In seinem 1862 veröffentlichten Buch „On the various contrivances by which British and foreign orchids are fertilised by insects“, in dem er sich mit der evolutionären Biologie von Orchideen beschäftigt, sagt er die Existenz eines bis dahin unbekannten Insekts vorher. Der Forscher untersuchte damals die Blüte der Orchidee Angraecum sesquipedale aus Madagaskar, die einen dünnen, bis zu 28 Zentimeter langen Kelch besitzt. Nur ein Insekt mit einem vergleichbar langen Rüssel wäre in der Lage den Nektar dieser Orchidee zu saugen und sie so zu bestäuben: „It is, however, surprising that any insect should be able to reach the nectar: our English sphinxes have probosces as long as their bodies; but in Madagascar there must be moths with probosces capable of extension to a length of between ten and eleven inches!“ Der Wissenschaft bekannt war ein solches Insekt jedoch nicht.
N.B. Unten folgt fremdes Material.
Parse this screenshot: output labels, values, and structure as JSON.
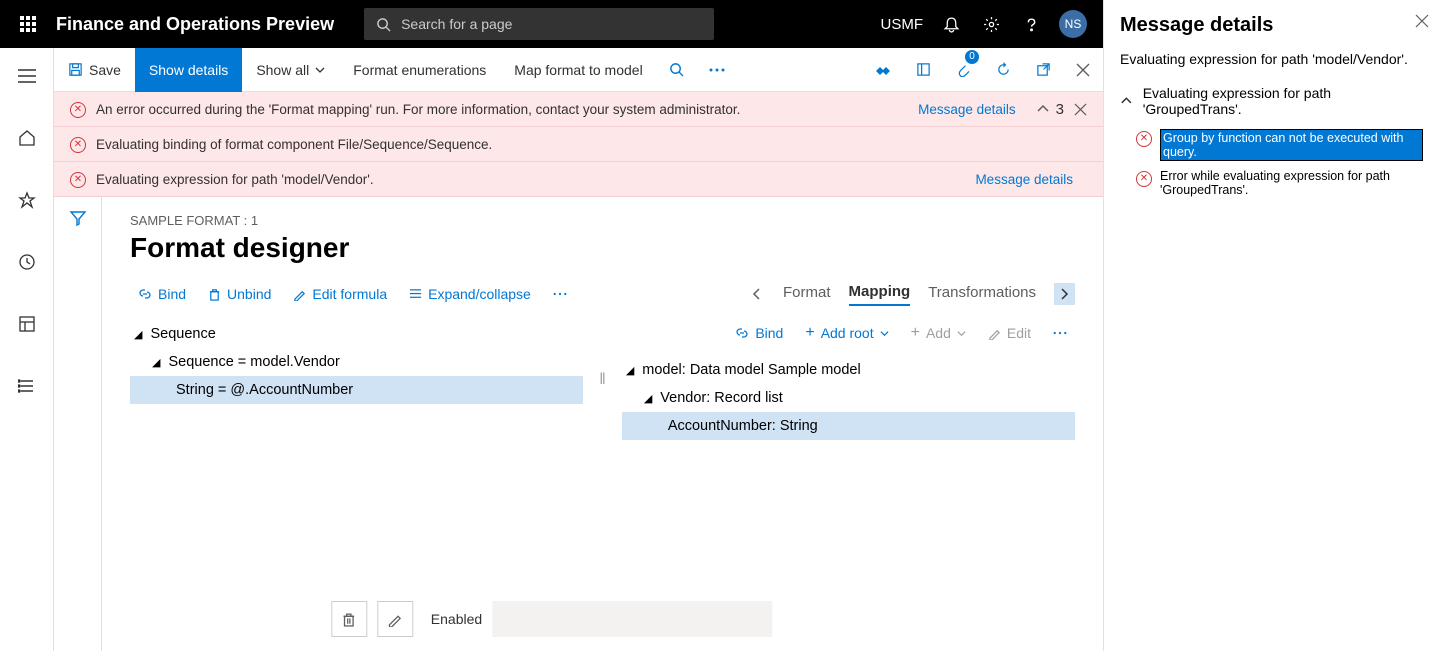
{
  "topbar": {
    "app_title": "Finance and Operations Preview",
    "search_placeholder": "Search for a page",
    "entity": "USMF",
    "avatar_initials": "NS"
  },
  "actionbar": {
    "save": "Save",
    "show_details": "Show details",
    "show_all": "Show all",
    "format_enum": "Format enumerations",
    "map_format": "Map format to model",
    "attachment_count": "0"
  },
  "errors": {
    "err1": "An error occurred during the 'Format mapping' run. For more information, contact your system administrator.",
    "err2": "Evaluating binding of format component File/Sequence/Sequence.",
    "err3": "Evaluating expression for path 'model/Vendor'.",
    "details_link": "Message details",
    "count": "3"
  },
  "breadcrumb": "SAMPLE FORMAT : 1",
  "page_title": "Format designer",
  "toolbar": {
    "bind": "Bind",
    "unbind": "Unbind",
    "edit_formula": "Edit formula",
    "expand": "Expand/collapse",
    "bind2": "Bind",
    "add_root": "Add root",
    "add": "Add",
    "edit": "Edit"
  },
  "tabs": {
    "format": "Format",
    "mapping": "Mapping",
    "transformations": "Transformations"
  },
  "left_tree": {
    "n1": "Sequence",
    "n2": "Sequence = model.Vendor",
    "n3": "String = @.AccountNumber"
  },
  "right_tree": {
    "n1": "model: Data model Sample model",
    "n2": "Vendor: Record list",
    "n3": "AccountNumber: String"
  },
  "bottom": {
    "enabled": "Enabled"
  },
  "sidepanel": {
    "title": "Message details",
    "eval": "Evaluating expression for path 'model/Vendor'.",
    "group_header": "Evaluating expression for path 'GroupedTrans'.",
    "msg1": "Group by function can not be executed with query.",
    "msg2": "Error while evaluating expression for path 'GroupedTrans'."
  }
}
So fragte 1873 in Ausgabe 12 (Juni) des Fachmagazin Nature W. A. Forbes ob Leser nicht solche Tiere aus Madagaskar kennen würden und wagte zugleich eine Identifikation: „They would probably be Sphingidae of some kind, as no other moths would combine sufficient size and length of proboscis.“ In der Folgezeit kamen neue Berichte über Schwärmer mit vergleichbar langen Saugrüsseln aus Südamerika (Müller 1873) und Westafrika (Wallace 1867, 1871) hinzu. Der Naturforscher Alfred Russel Wallace, der unabhängig von - und später mit - Darwin eigene Ideen zur Evolutionsbiologie beitrug, lag mit seiner indirekten Spekulation zu Xanthopan morgani aus Westafrika letztlich richtig. Aber erst 1903 wurde das lange gesuchte Insekt dann entdeckt und mit einem Namen versehen: Xanthopan morgani praedicta. Eine unbekannte Tierform, deren Existenz nur auf Indizien basiert...
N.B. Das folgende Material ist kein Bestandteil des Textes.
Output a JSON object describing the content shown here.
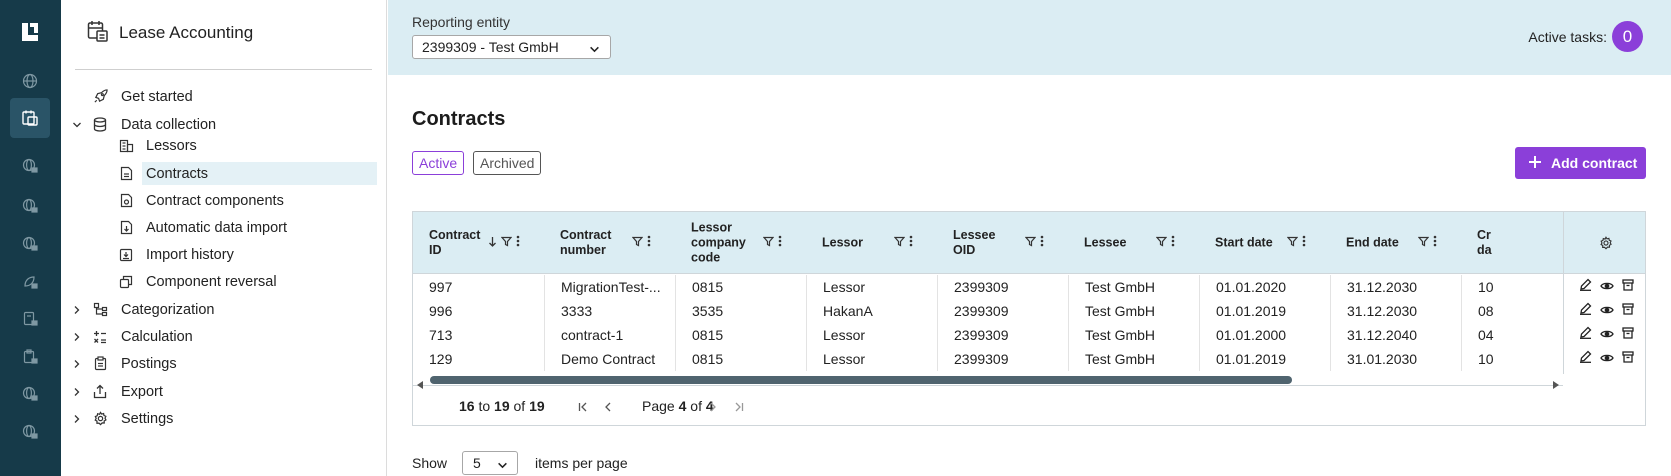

Auch der neuseeländische Kryptid „Waitoreke“ erregte Darwins Aufmerksamkeit. So schrieb er in einem Brief mit Bezug zu diesem „Neuseeland-Otter“: „I have been extremely much interested by what you say about the tracks of supposed [living] mammalia. Might I ask, if you succeed in discovering what the creatures are, you would have the great kindness to inform me? Perhaps they may turn out something like the Solenhofen bird creature, with its long tail and fingers, with claws to its wings!

Das letzte Wort zu Charles Darwin soll heute an seinem Geburtstag der Biologiehistoriker und Evolutionsbiologe Thomas Junker haben:

Kein anderer Wissenschaftler des 19. Jahrhunderts hat unser modernes Weltbild – sowohl in der Biologie als auch über sie hinaus – stärker beeinflusst als dieser englische Forscher.